Empirical Validation of the "Perception-to-Pursuit" Gap:
The study empirically demonstrates that optimizing solely for accuracy leads to useless pursuit plans, while temporal reasoning over motion patterns solves this dual problem.

4. Experimental Results

Evaluated on the Anti-UAV-RGBT dataset (226 real drone sequences, 8,092 test examples):

Metric	Frame-Based	Tracking Only	Naive Velocity	P2P (Ours)
ADE (Pixels)	261.07	122.45	122.83	28.12
FDE (Pixels)	261.73	52.53	53.24	41.14
ISR (Feasibility)	1.000*	0.001	0.001	0.597
Classification Acc.	0.000	0.000	0.000	100%

*Note: Frame-based ISR is 1.000 because it assumes a stationary target, which is trivially reachable but inaccurate.

Trajectory Accuracy: P2P achieves a 77% improvement in Average Displacement Error (ADE) compared to the best baseline (Naive Velocity).
Pursuit Feasibility: P2P achieves an ISR of 0.597, meaning ~60% of predictions are physically interceptable. This represents a 597× improvement over tracking-only baselines (which have an ISR of 0.001).
Open-World Discrimination: P2P achieves 100% accuracy in classifying drones without using appearance features, relying solely on motion patterns.
Efficiency: The system runs at 323 FPS on an NVIDIA T4 GPU, satisfying real-time requirements.

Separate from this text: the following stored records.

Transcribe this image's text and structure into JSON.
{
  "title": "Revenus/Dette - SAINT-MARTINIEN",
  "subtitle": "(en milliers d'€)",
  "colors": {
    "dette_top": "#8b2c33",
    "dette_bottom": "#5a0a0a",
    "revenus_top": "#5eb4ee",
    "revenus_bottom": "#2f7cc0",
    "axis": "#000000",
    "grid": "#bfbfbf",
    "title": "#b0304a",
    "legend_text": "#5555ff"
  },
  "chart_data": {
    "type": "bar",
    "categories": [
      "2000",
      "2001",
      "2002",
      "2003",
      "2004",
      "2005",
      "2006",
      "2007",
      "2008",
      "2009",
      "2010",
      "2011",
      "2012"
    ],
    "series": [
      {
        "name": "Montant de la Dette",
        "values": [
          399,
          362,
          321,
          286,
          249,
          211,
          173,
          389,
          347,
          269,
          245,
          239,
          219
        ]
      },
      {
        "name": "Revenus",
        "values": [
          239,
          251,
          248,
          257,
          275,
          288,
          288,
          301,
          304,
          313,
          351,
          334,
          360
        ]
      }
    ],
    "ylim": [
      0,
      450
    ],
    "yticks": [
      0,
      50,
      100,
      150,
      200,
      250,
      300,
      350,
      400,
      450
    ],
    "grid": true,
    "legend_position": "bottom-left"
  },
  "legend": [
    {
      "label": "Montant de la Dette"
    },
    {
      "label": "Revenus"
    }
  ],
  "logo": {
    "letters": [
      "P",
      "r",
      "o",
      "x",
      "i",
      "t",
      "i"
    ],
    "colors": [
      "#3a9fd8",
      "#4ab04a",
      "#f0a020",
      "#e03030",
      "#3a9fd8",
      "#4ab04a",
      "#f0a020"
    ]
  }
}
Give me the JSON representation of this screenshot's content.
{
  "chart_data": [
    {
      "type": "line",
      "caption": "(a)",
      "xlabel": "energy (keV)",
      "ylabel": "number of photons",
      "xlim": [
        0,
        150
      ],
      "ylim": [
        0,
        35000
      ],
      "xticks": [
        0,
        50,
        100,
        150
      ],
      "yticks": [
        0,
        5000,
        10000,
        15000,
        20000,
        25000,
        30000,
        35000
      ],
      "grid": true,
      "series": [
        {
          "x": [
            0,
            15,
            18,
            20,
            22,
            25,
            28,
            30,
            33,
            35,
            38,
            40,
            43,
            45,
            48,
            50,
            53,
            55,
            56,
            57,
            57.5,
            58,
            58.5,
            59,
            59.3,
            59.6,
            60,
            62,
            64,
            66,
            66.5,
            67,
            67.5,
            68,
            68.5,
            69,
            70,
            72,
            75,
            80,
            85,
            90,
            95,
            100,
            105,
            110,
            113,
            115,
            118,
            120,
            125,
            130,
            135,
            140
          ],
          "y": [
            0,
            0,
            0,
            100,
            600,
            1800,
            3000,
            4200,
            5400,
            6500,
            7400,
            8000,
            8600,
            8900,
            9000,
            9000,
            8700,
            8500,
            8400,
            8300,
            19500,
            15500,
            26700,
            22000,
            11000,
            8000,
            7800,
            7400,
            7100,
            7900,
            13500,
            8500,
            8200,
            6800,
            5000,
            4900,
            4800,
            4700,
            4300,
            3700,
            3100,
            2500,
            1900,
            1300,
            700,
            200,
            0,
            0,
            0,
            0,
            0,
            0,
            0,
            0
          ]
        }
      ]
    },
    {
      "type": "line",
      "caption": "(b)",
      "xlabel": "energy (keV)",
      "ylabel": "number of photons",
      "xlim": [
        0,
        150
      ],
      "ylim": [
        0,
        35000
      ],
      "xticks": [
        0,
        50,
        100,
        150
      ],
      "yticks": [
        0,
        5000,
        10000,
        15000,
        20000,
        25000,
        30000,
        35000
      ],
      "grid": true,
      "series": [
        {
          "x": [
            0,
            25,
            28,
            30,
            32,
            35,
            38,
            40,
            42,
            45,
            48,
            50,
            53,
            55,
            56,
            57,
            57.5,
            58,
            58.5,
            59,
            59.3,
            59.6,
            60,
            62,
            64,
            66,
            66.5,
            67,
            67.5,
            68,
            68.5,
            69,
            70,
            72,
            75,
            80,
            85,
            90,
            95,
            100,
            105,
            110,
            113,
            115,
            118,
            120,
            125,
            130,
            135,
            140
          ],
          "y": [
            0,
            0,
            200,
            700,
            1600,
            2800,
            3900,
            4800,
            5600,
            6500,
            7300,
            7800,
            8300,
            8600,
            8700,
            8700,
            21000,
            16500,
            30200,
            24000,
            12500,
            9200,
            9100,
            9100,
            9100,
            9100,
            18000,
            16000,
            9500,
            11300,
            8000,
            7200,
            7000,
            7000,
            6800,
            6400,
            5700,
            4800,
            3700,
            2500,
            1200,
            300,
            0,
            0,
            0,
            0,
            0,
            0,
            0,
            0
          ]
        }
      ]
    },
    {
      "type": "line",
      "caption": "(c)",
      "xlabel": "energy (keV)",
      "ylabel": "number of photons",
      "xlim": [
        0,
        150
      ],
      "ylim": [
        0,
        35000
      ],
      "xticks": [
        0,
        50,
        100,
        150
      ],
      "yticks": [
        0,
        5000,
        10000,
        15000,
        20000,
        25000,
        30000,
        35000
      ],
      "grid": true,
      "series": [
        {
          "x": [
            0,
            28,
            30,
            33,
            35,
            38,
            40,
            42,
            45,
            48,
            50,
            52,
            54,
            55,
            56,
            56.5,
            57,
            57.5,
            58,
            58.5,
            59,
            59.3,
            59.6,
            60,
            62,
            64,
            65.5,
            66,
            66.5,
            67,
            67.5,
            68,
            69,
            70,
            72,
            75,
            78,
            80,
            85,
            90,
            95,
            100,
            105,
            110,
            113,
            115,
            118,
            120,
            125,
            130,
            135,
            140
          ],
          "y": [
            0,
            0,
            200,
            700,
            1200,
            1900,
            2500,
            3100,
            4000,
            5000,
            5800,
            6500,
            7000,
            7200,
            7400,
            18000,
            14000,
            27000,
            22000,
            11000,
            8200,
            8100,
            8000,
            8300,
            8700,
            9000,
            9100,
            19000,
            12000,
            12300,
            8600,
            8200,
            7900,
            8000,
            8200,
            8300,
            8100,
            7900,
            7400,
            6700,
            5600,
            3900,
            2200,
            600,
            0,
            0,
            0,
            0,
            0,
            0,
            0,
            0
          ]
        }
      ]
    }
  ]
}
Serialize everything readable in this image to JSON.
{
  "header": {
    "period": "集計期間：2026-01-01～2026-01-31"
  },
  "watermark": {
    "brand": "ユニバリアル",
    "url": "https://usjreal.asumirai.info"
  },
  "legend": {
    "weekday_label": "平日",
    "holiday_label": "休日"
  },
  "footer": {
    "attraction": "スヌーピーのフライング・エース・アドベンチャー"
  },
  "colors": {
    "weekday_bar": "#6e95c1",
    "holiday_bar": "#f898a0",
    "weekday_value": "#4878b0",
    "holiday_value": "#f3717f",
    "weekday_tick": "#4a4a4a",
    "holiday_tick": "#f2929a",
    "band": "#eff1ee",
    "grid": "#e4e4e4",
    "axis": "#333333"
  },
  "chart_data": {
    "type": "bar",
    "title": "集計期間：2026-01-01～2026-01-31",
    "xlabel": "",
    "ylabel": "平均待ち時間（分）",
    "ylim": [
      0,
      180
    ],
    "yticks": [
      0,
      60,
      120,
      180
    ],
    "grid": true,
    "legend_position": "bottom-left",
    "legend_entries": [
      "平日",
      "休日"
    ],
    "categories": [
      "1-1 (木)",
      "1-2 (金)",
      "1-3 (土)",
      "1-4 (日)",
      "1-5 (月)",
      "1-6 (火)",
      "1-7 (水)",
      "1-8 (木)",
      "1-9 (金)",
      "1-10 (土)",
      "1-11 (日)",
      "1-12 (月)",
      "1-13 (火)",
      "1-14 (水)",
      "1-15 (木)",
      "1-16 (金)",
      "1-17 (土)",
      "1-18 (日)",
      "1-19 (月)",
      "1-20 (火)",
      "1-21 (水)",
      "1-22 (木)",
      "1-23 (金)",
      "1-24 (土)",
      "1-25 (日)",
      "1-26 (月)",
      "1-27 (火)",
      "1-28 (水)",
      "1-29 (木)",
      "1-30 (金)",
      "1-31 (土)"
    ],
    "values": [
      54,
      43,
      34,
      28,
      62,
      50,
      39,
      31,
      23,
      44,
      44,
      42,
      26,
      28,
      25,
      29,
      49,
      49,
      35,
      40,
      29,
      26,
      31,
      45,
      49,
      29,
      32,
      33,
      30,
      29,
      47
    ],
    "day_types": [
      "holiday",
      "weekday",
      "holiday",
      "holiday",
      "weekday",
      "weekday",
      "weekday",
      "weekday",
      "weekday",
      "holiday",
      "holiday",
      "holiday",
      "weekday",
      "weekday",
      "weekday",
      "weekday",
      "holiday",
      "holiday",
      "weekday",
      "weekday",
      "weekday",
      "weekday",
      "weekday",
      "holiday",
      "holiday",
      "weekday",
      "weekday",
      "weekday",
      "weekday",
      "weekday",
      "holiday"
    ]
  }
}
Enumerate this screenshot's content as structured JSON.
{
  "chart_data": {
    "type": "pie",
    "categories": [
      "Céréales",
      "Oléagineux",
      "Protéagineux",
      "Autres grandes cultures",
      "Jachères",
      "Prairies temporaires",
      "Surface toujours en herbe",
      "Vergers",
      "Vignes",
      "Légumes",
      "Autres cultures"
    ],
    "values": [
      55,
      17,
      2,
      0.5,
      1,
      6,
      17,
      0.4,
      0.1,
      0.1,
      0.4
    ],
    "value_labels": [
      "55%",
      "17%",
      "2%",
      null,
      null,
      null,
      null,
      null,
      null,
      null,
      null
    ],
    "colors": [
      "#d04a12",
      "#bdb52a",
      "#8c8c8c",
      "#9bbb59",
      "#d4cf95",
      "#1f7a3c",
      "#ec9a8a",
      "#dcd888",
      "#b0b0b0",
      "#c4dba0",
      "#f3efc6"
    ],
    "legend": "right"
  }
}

5. Significance and Implications

Redefining Success: The paper argues that in robotics and autonomous systems, prediction accuracy is insufficient without feasibility. A prediction is only valuable if an agent can act upon it.
Motion as a Universal Feature: The 100% classification accuracy without appearance features suggests that temporal motion patterns are a robust, generalizable signal for object recognition in open-world scenarios, potentially outperforming appearance-based methods for novel objects.
End-to-End Pipeline: P2P provides a principled, end-to-end solution for counter-drone systems, moving beyond isolated detection/tracking modules to a unified system capable of actionable pursuit planning.
Generalizability: The concept of "feasibility-aware prediction" extends beyond drones to autonomous driving, pedestrian interaction, and any domain where an agent must physically interact with a predicted future state.

6. Limitations

Dataset Scope: Validated only on Anti-UAV-RGBT; cross-dataset validation is needed.
Fixed Constraints: ISR assumes fixed interceptor limits; adaptive constraints for different interceptor types are future work.
Single Target: Currently handles single-target pursuit; multi-drone coordination is not yet addressed.
Failure Modes: Performance degrades on sudden, unpredictable maneuvers (e.g., emergency stops) or during occlusions that break temporal continuity.